Learning Modal-Mixed Chain-of-Thought Reasoning with Latent Embeddings

TL;DR

This work introduces modal-mixed chain-of-thought (CoT) for vision-language models, enabling reasoning to interleave text with compact latent visual sketches. A diffusion-based latent decoder, conditioned on the VLM's hidden states, carries fine-grained perceptual details while the language backbone provides high-level intent, with a diffusion-aligned latent space established by training the VLM to reconstruct its own visual embeddings. The model is trained in two stages—supervised fine-tuning on interleaved text-and-latent traces and reinforcement learning to optimize modality switching—leading to consistent gains on 11 multimodal tasks across perception and reasoning dimensions. The approach reduces dependency on external tools, improves grounding, and scales to longer reasoning chains, demonstrating practical advantages for multimodal reasoning. The findings suggest a promising direction for integrating latent visual reasoning with language models in a way that preserves core linguistic capabilities while expanding multimodal grounding.

Abstract

We study how to extend chain-of-thought (CoT) beyond language to better handle multimodal reasoning. While CoT helps LLMs and VLMs articulate intermediate steps, its text-only form often fails on vision-intensive problems where key intermediate states are inherently visual. We introduce modal-mixed CoT, which interleaves textual tokens with compact visual sketches represented as latent embeddings. To bridge the modality gap without eroding the original knowledge and capability of the VLM, we use the VLM itself as an encoder and train the language backbone to reconstruct its own intermediate vision embeddings, to guarantee the semantic alignment of the visual latent space. We further attach a diffusion-based latent decoder, invoked by a special control token and conditioned on hidden states from the VLM. In this way, the diffusion head carries fine-grained perceptual details while the VLM specifies high-level intent, which cleanly disentangles roles and reduces the optimization pressure of the VLM. Training proceeds in two stages: supervised fine-tuning on traces that interleave text and latents with a joint next-token and latent-reconstruction objective, followed by reinforcement learning that teaches when to switch modalities and how to compose long reasoning chains. Extensive experiments across 11 diverse multimodal reasoning tasks, demonstrate that our method yields better performance than language-only and other CoT methods. Our code will be publicly released.
Paper Structure (31 sections, 5 equations, 5 figures, 8 tables)

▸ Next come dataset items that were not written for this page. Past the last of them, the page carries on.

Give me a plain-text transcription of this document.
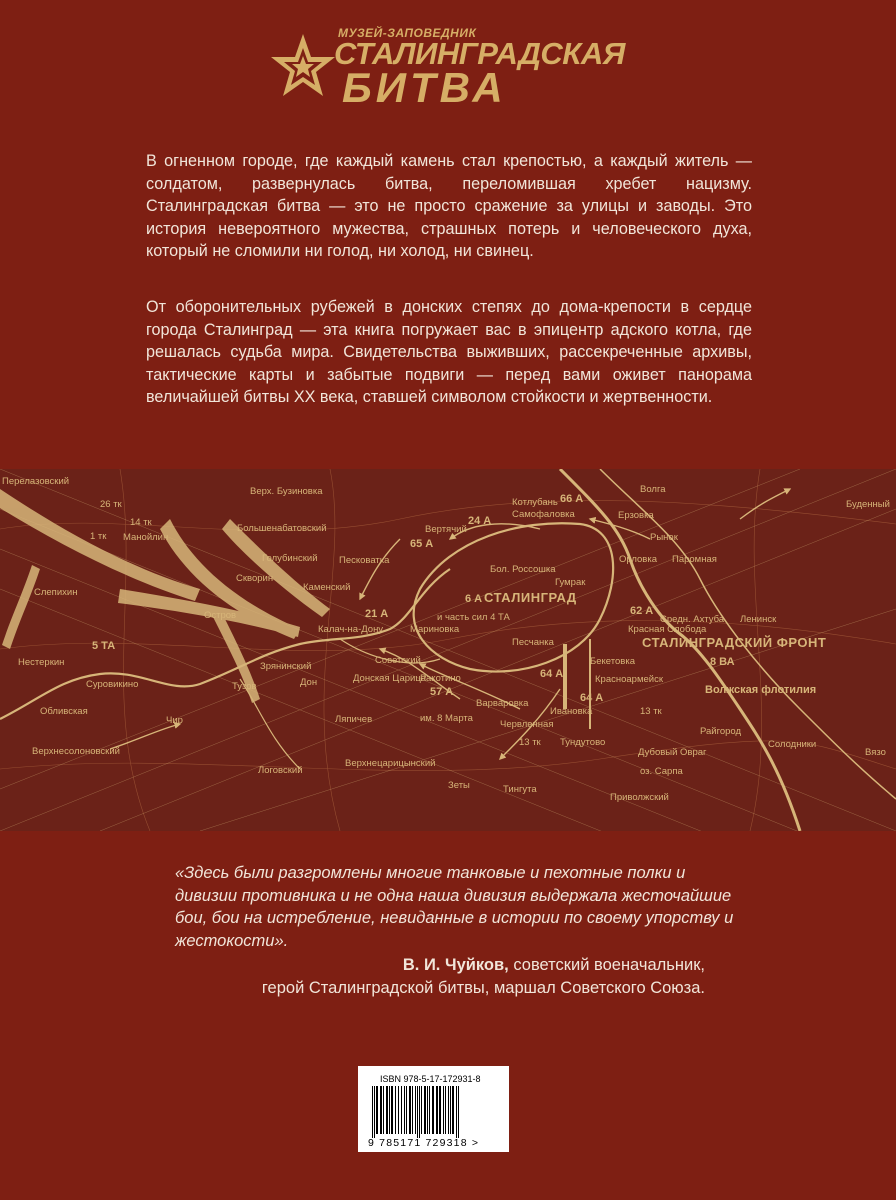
МУЗЕЙ-ЗАПОВЕДНИК
СТАЛИНГРАДСКАЯ
БИТВА

В огненном городе, где каждый камень стал крепостью, а каждый житель — солдатом, развернулась битва, переломившая хребет нацизму. Сталинградская битва — это не просто сражение за улицы и заводы. Это история невероятного мужества, страшных потерь и человеческого духа, который не сломили ни голод, ни холод, ни свинец.

От оборонительных рубежей в донских степях до дома-крепости в сердце города Сталинград — эта книга погружает вас в эпицентр адского котла, где решалась судьба мира. Свидетельства выживших, рассекреченные архивы, тактические карты и забытые подвиги — перед вами оживет панорама величайшей битвы ХХ века, ставшей символом стойкости и жертвенности.

Перелазовский
26 тк
14 тк
1 тк
Верх. Бузиновка
Большенабатовский
Манойлин
Голубинский Песковатка
Вертячий
24 А
Котлубань 66 А
Самофаловка	Ерзовка
Рынок
Орловка Паромная
Буденный
65 А
Каменский
Бол. Россошка
Гумрак
Средн. Ахтуба Ленинск
Скворин
Слепихин
6 А СТАЛИНГРАД
62 А
Остров	21 А	и часть сил 4 ТА
Калач-на-Дону	Мариновка
СТАЛИНГРАДСКИЙ ФРОНТ
Красная Слобода
5 ТА	Песчанка
Нестеркин	Зрянинский
Советский	Бекетовка	8 ВА
Донская Царица
Ракотино	64 А	Красноармейск
Волжская флотилия
Суровикино	Тузов	57 А	64 А
Обливская
Варваровка
Ивановка	13 тк
Ляпичев	им. 8 Марта
Червленная
Райгород
13 тк Тундутово	Солодники
Дубовый Овраг
Верхнесолоновский
Логовский
Верхнецарицынский
оз. Сарпа
Зеты	Тингута
Приволжский
Вязо
Волга
Дон
Чир

«Здесь были разгромлены многие танковые и пехотные полки и дивизии противника и не одна наша дивизия выдержала жесточайшие бои, бои на истребление, невиданные в истории по своему упорству и жестокости».

В. И. Чуйков, советский военачальник,
герой Сталинградской битвы, маршал Советского Союза.
ISBN 978-5-17-172931-8
9 785171 729318 >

This paper contains 31 sections, 5 equations, 5 figures, 8 tables.

Figures (5)

  • Figure 1: The overview of our proposed method. We integrate the diffusion model based decoder into the VLM and train it to learn the interleaved modal-mixed CoT reasoning paradigm.
  • Figure 2: Visualization of Visual Tokens Attention. The heatmaps (Layer 14) are shown above their respective QA pairs. The model successfully focuses on the semantic regions relevant to the question.
  • Figure 3: Case Study 1: Fine-grained Attribute Recognition. Our model generates visual tokens to focus on the person, correctly mapping the visual attribute to Option B. The baseline model suffers from hallucination between the visual perception and the option selection.
  • Figure 4: Case Study 2: Abstract Logic Reasoning. Our model explicitly visualizes the state of symbols after each transformation step using latent visual tokens, enabling it to track the multi-step logic correctly.
  • Figure 5: Case Study 3: Spatial Fitting. By mentally "placing" the piece into the options via latent visualization, our model correctly identifies the geometric correspondence, whereas the baseline relies on erroneous textual descriptions of the shapes.